WASHINGTON - U.S. Rep. Ralph Abraham (R-La.) yesterday led U.S. House Science, Space, and Technology Committee Chairman Lamar Smith (R-Texas) in introducing the NIST Cybersecurity Framework, Assessment, and Auditing Act of 2017 (H.R. 1224).

Chairman Lamar Smith (R-Texas): “This legislation is vital to ensuring our citizens’ information is secure, and I thank Congressman Abraham for his leadership on federal cybersecurity. The aftermath of several recent data breaches, including those at OPM, IRS and FDIC, showed that our federal government is a top target for cyber-attacks. Because the government collects personally identifiable information on all Americans, it is of the utmost importance that our cybersecurity framework is as secure as possible.

“This commonsense legislation capitalizes on NIST’s unique position as a global leader in cybersecurity knowledge and readiness and takes a long stride in protecting U.S. cybersecurity capabilities. I look forward to working with our colleagues to getting this bill swiftly passed and sent to the president’s desk.”

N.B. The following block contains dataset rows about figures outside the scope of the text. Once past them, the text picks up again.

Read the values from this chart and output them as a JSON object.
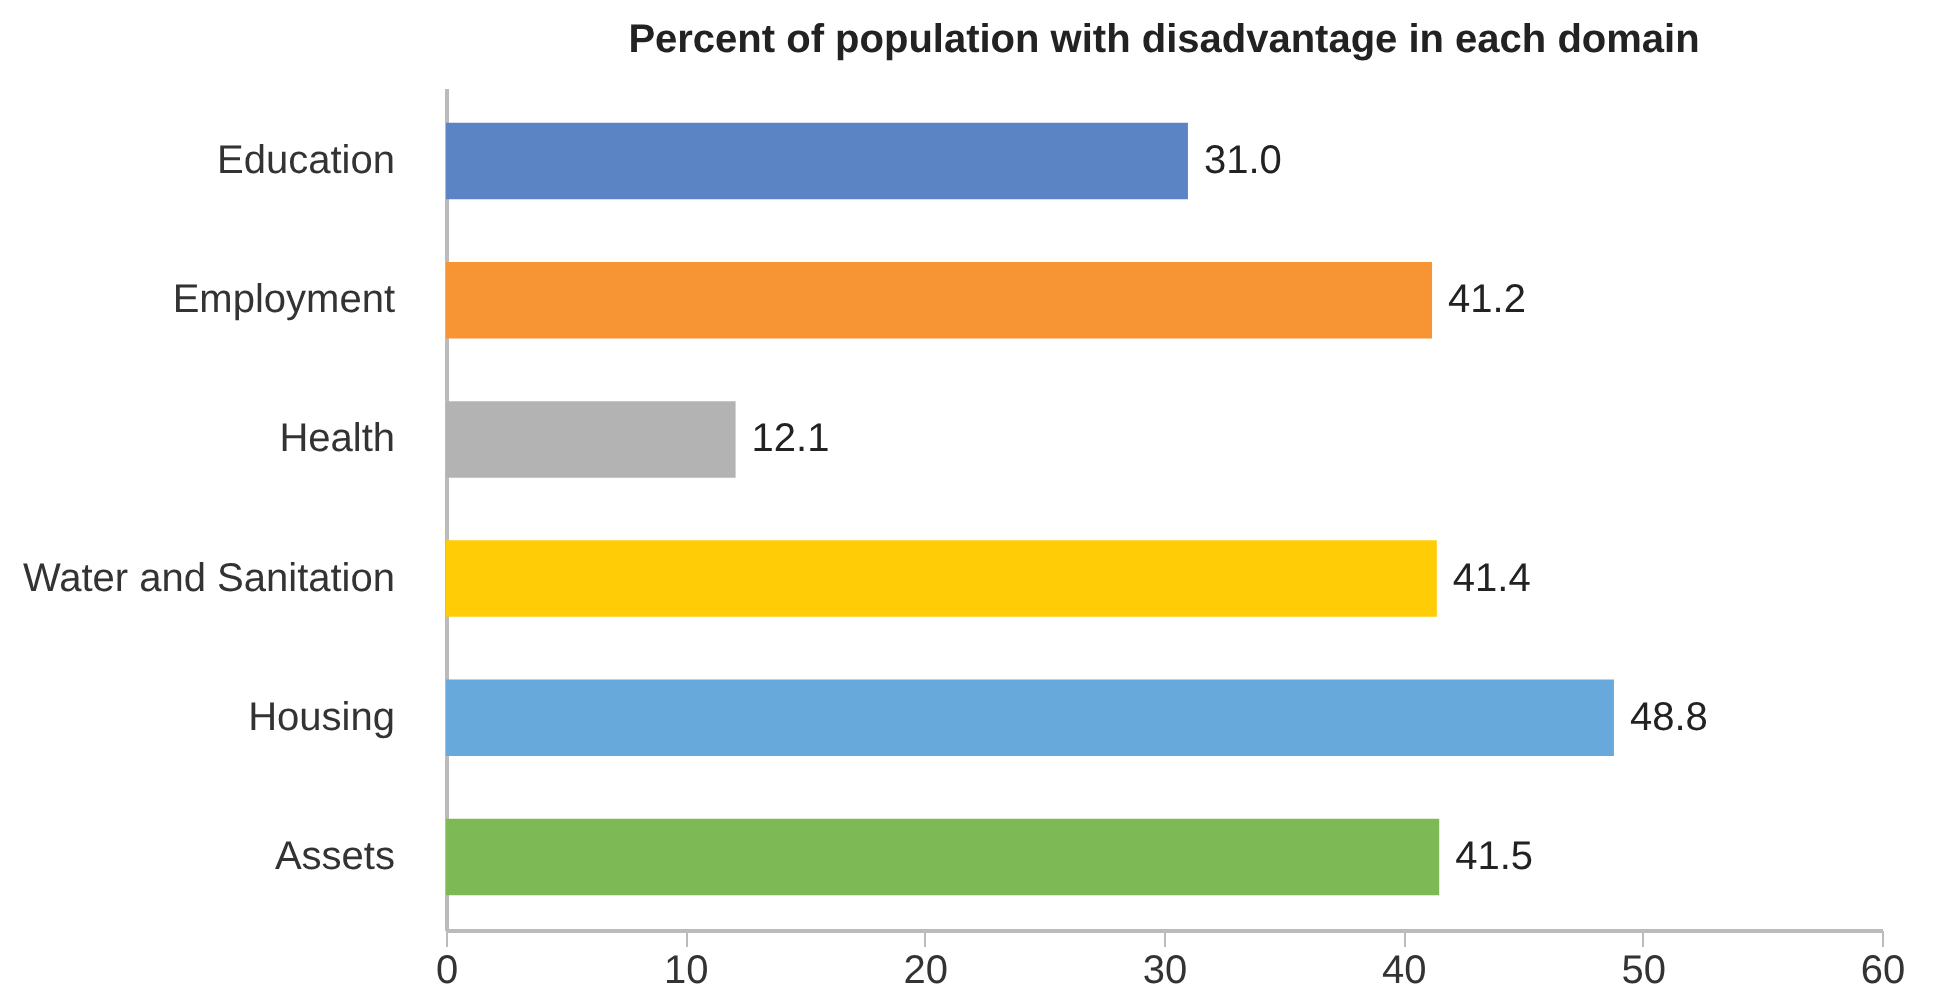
{
  "chart_data": {
    "type": "bar",
    "orientation": "horizontal",
    "title": "Percent of population with disadvantage in each domain",
    "categories": [
      "Education",
      "Employment",
      "Health",
      "Water and Sanitation",
      "Housing",
      "Assets"
    ],
    "values": [
      31.0,
      41.2,
      12.1,
      41.4,
      48.8,
      41.5
    ],
    "colors": [
      "#5b84c4",
      "#f79433",
      "#b3b3b3",
      "#ffcc05",
      "#68a9dc",
      "#7db954"
    ],
    "xlim": [
      0,
      60
    ],
    "xticks": [
      0,
      10,
      20,
      30,
      40,
      50,
      60
    ],
    "value_labels": [
      "31.0",
      "41.2",
      "12.1",
      "41.4",
      "48.8",
      "41.5"
    ],
    "grid": false
  }
}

Rep. Ralph Abraham (R-La.): “Current practices to protect our federal cybersecurity systems are insufficient.  This bill will help the federal government implement a consistent, user-friendly framework that each agency can tailor to meet its own unique cybersecurity needs, and it provides the National Institute of Standards and Technology the authority it needs to help ensure our federal agencies’ cybersecurity systems are up to standard.”

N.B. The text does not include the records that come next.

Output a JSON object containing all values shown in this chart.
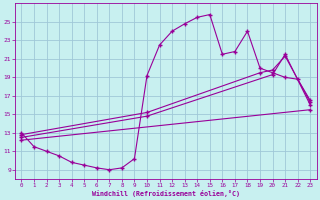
{
  "xlabel": "Windchill (Refroidissement éolien,°C)",
  "bg_color": "#c8f0f0",
  "grid_color": "#a0c8d8",
  "line_color": "#990099",
  "x_ticks": [
    0,
    1,
    2,
    3,
    4,
    5,
    6,
    7,
    8,
    9,
    10,
    11,
    12,
    13,
    14,
    15,
    16,
    17,
    18,
    19,
    20,
    21,
    22,
    23
  ],
  "y_ticks": [
    9,
    11,
    13,
    15,
    17,
    19,
    21,
    23,
    25
  ],
  "ylim": [
    8.0,
    27.0
  ],
  "xlim": [
    -0.5,
    23.5
  ],
  "line1_x": [
    0,
    1,
    2,
    3,
    4,
    5,
    6,
    7,
    8,
    9,
    10,
    11,
    12,
    13,
    14,
    15,
    16,
    17,
    18,
    19,
    20,
    21,
    22,
    23
  ],
  "line1_y": [
    13.0,
    11.5,
    11.0,
    10.5,
    9.8,
    9.5,
    9.2,
    9.0,
    9.2,
    10.2,
    19.2,
    22.5,
    24.0,
    24.8,
    25.5,
    25.8,
    21.5,
    21.8,
    24.0,
    20.0,
    19.5,
    19.0,
    18.8,
    16.5
  ],
  "line2_x": [
    0,
    10,
    19,
    20,
    21,
    23
  ],
  "line2_y": [
    12.8,
    15.2,
    19.5,
    19.8,
    21.3,
    16.3
  ],
  "line3_x": [
    0,
    10,
    20,
    21,
    23
  ],
  "line3_y": [
    12.5,
    14.8,
    19.3,
    21.5,
    16.0
  ],
  "line4_x": [
    0,
    23
  ],
  "line4_y": [
    12.2,
    15.5
  ]
}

In response to a series of damaging cyber-attacks on federal agencies, H.R. 1224 takes steps to prompt federal agencies to follow NIST’s widely accepted cybersecurity protocols and technical standards, directs NIST to establish outcome-based metrics for testing the effectiveness of federal agencies’ cybersecurity, and requires NIST to report to Congress the results of an initial assessment and subsequent, regular audits of cybersecurity measures at the federal agencies most at risk of cyber-attacks. It advances that mission by providing guidance that federal agencies may use to incorporate NIST’s cybersecurity framework, and establishes a federal working group and public-private working group to help the public and private sector use the framework more effectively.

Earlier this month, the Research and Technology Subcommittee held a hearing titled “Strengthening U.S. Cybersecurity Capabilities.” During the 114th Congress, the Science Committee held several hearings related to oversight and policy aspects of federal cybersecurity issues, including the examination of data breaches at the Office of Personnel Management, the Internal Revenue Service and the Federal Deposit Insurance Corporation.